Quick as lightning, Uan let go of the stone (but he was too late: in the following year his wife would give birth to triplets) and yelled, "Come to the river, all of you! The first wish is arriving – I've seen it with my own eyes!"

"So soon?" said the well-mannered crab gatherer Kulap, just returning from the rice field with her basket. "I don't believe it.
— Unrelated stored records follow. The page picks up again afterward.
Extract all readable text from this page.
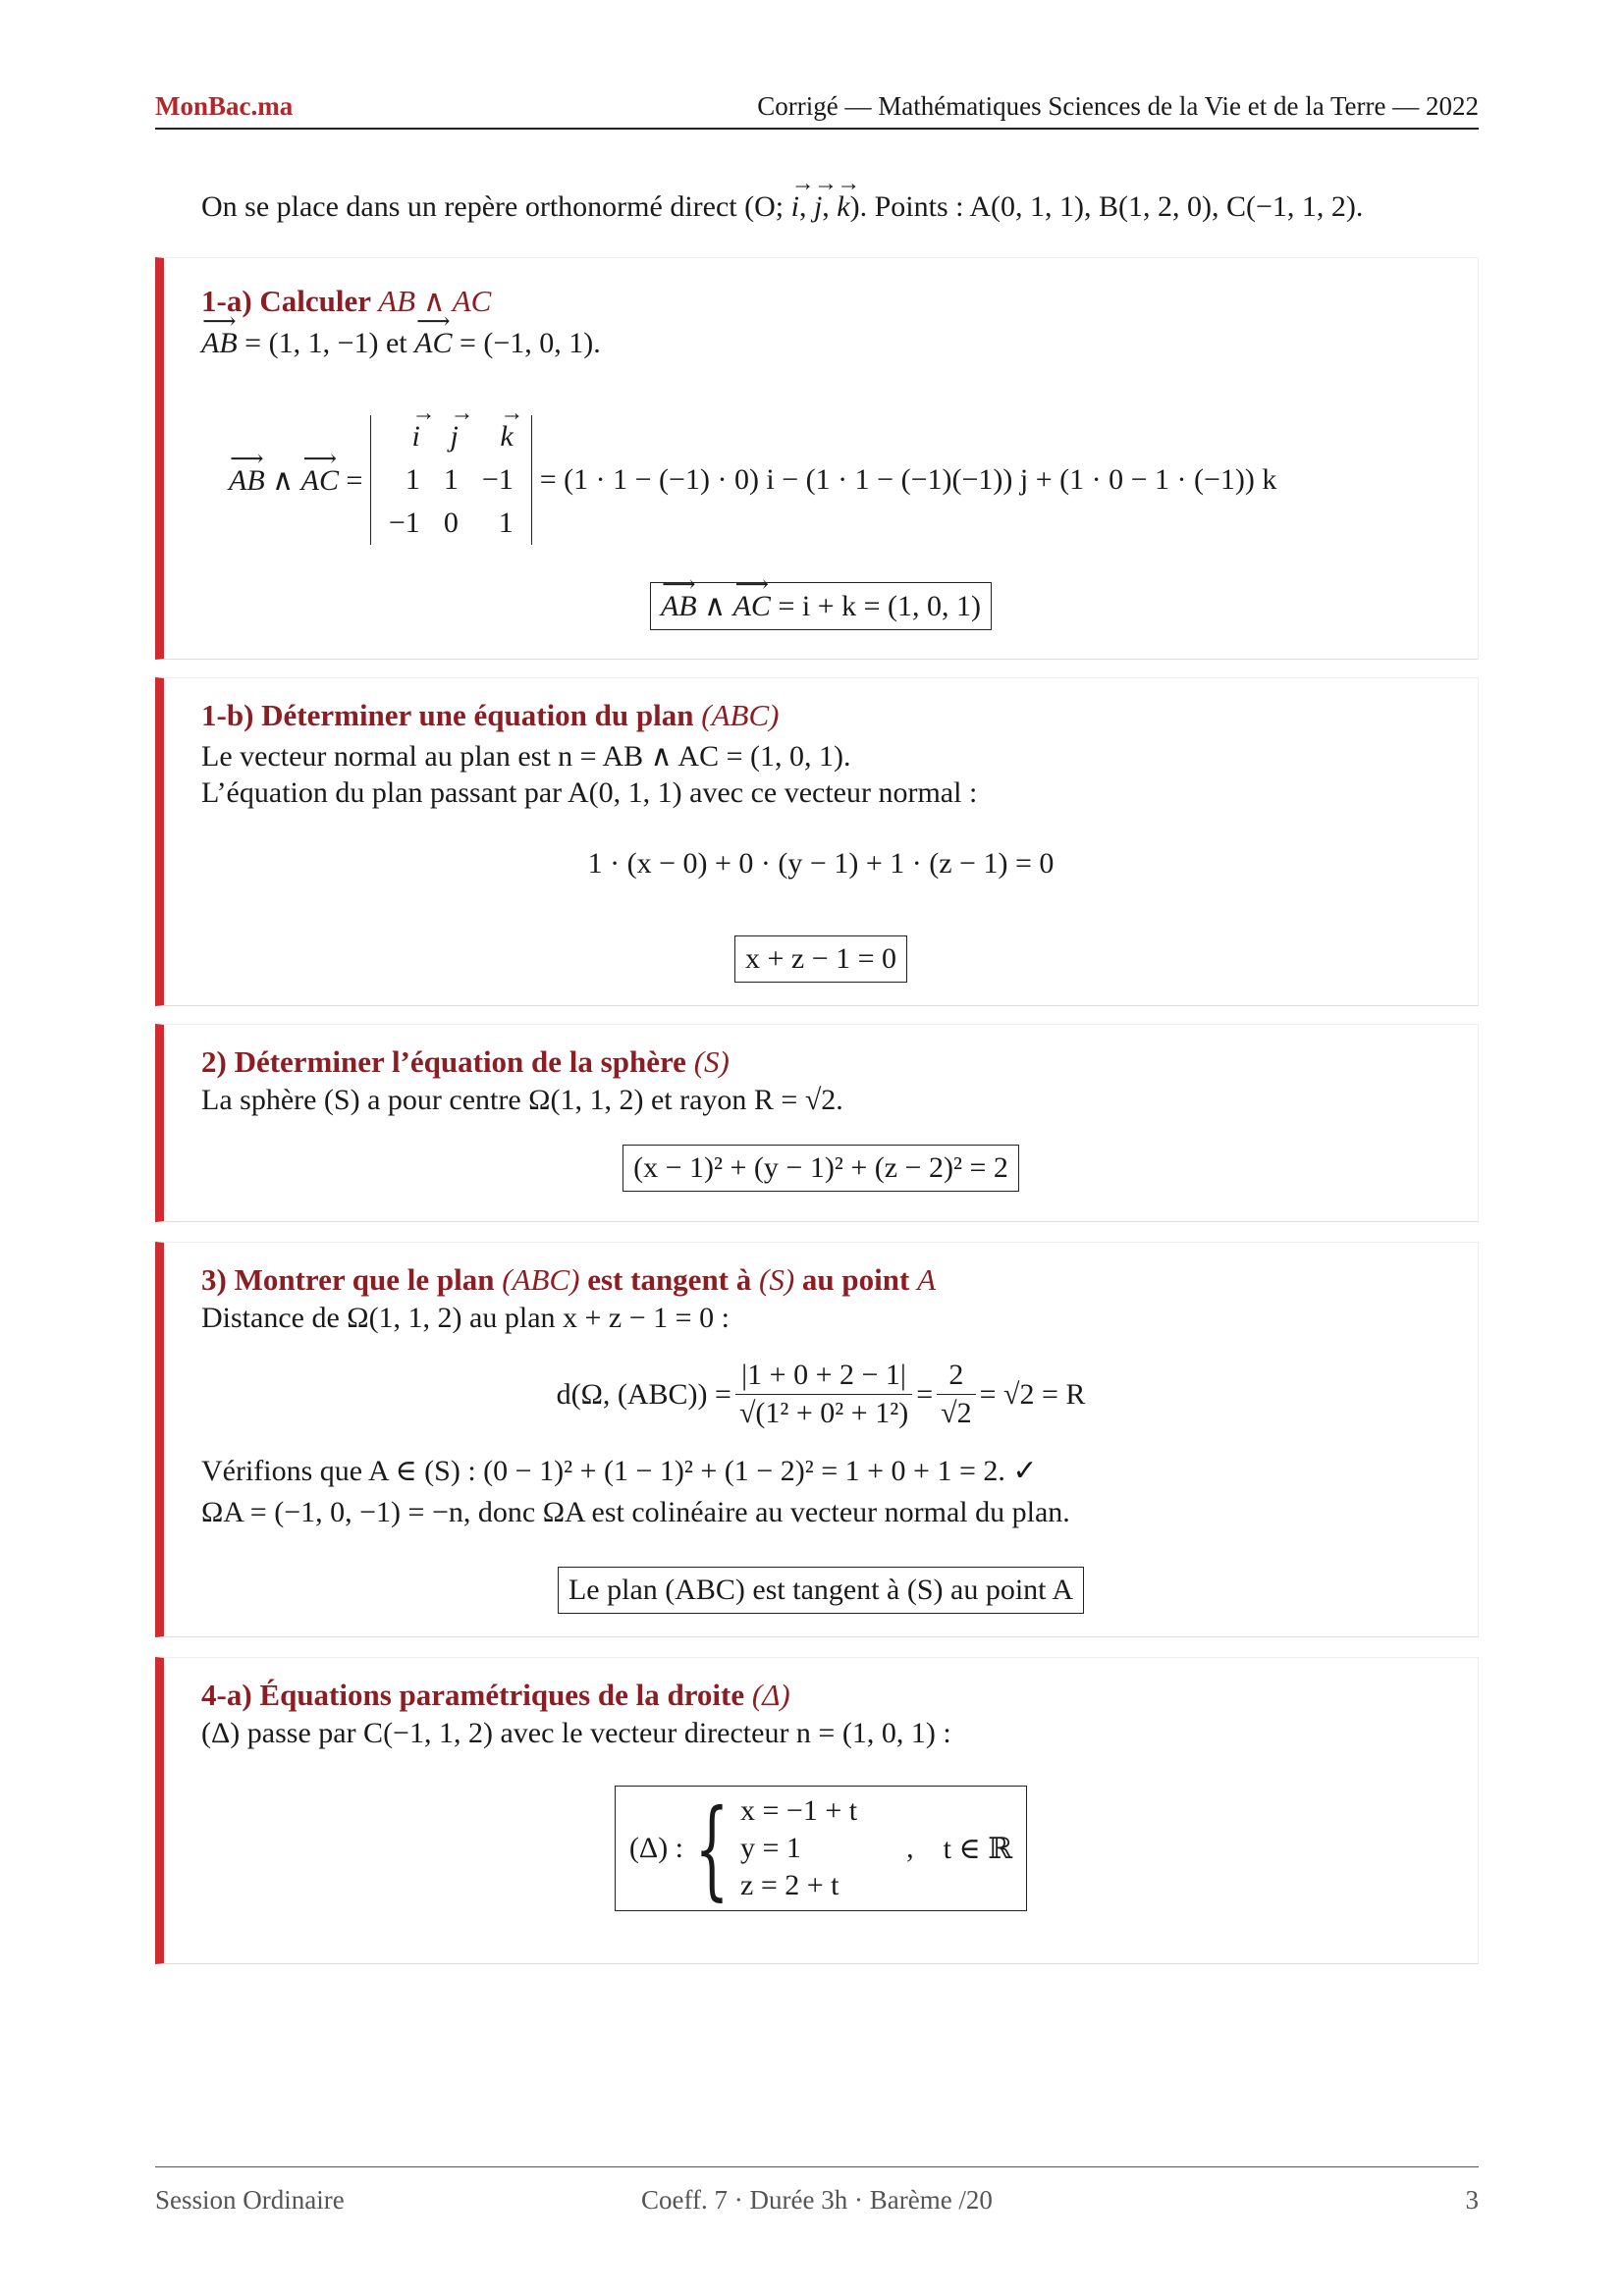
MonBac.ma	Corrigé — Mathématiques Sciences de la Vie et de la Terre — 2022
On se place dans un repère orthonormé direct (O; → i, → j, → k). Points : A(0, 1, 1), B(1, 2, 0), C(−1, 1, 2).
1-a) Calculer AB ∧ AC
⟶ AB = (1, 1, −1) et ⟶ AC = (−1, 0, 1).
⟶ AB ∧ ⟶ AC =
→ i	→ j	→ k
1	1	−1
−1	0	1
= (1 · 1 − (−1) · 0) i − (1 · 1 − (−1)(−1)) j + (1 · 0 − 1 · (−1)) k
⟶ AB ∧ ⟶ AC = i + k = (1, 0, 1)
1-b) Déterminer une équation du plan (ABC)
Le vecteur normal au plan est n = AB ∧ AC = (1, 0, 1).
L’équation du plan passant par A(0, 1, 1) avec ce vecteur normal :
1 · (x − 0) + 0 · (y − 1) + 1 · (z − 1) = 0
x + z − 1 = 0
2) Déterminer l’équation de la sphère (S)
La sphère (S) a pour centre Ω(1, 1, 2) et rayon R = √2.
(x − 1)² + (y − 1)² + (z − 2)² = 2
3) Montrer que le plan (ABC) est tangent à (S) au point A
Distance de Ω(1, 1, 2) au plan x + z − 1 = 0 :
d(Ω, $(ABC)) = \frac{|1 + 0 + 2 - 1|}{\text{√(1² + 0² + 1²)}} = \frac{2}{√2} = √2 = R$
Vérifions que A ∈ (S) : (0 − 1)² + (1 − 1)² + (1 − 2)² = 1 + 0 + 1 = 2. ✓
ΩA = (−1, 0, −1) = −n, donc ΩA est colinéaire au vecteur normal du plan.
Le plan (ABC) est tangent à (S) au point A
4-a) Équations paramétriques de la droite (Δ)
(Δ) passe par C(−1, 1, 2) avec le vecteur directeur n = (1, 0, 1) :
(Δ) : { x = −1 + t
y = 1
z = 2 + t
, t ∈ ℝ
Session Ordinaire	Coeff. 7 · Durée 3h · Barème /20	3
It's way too early."

Inside his house the generally respected Puu Yaybaan, chief of the village, heard the commotion and came running out the door. "What's going on?" he shouted, scattering chickens in his wild dash. "What's all this racket?"

"Uan says the first wish is here," Kulap said, crinkling her nose in a way that was all in contrast to her gentle nature. "But I don't believe it."

"Is this true?" the Puu Yaybaan asked.

"It's as true as me standing here," Uan insisted, and indeed: there he stood.

"Well... So did you retrieve it?" Tao asked, placing his lampshade at his feet.

"Certainly not," Uan responded. "I can't swim, I'm too heavy to stay afloat. Come on, everybody! To the river!"

The hubbub caused many a window shutter to open, many a cell phone to ring, and many a banana leaf to furl bashfully back into its tree, as curiosity was the one thing that could mobilize all the villagers in unison. And sure enough, when they arrived at the riverside, they all saw it. A trace of brilliance on the tranquil stream. A floating lily made of plastic and crepe paper. A pearl inside a lotus blossom. The first wish of Loi Krathong.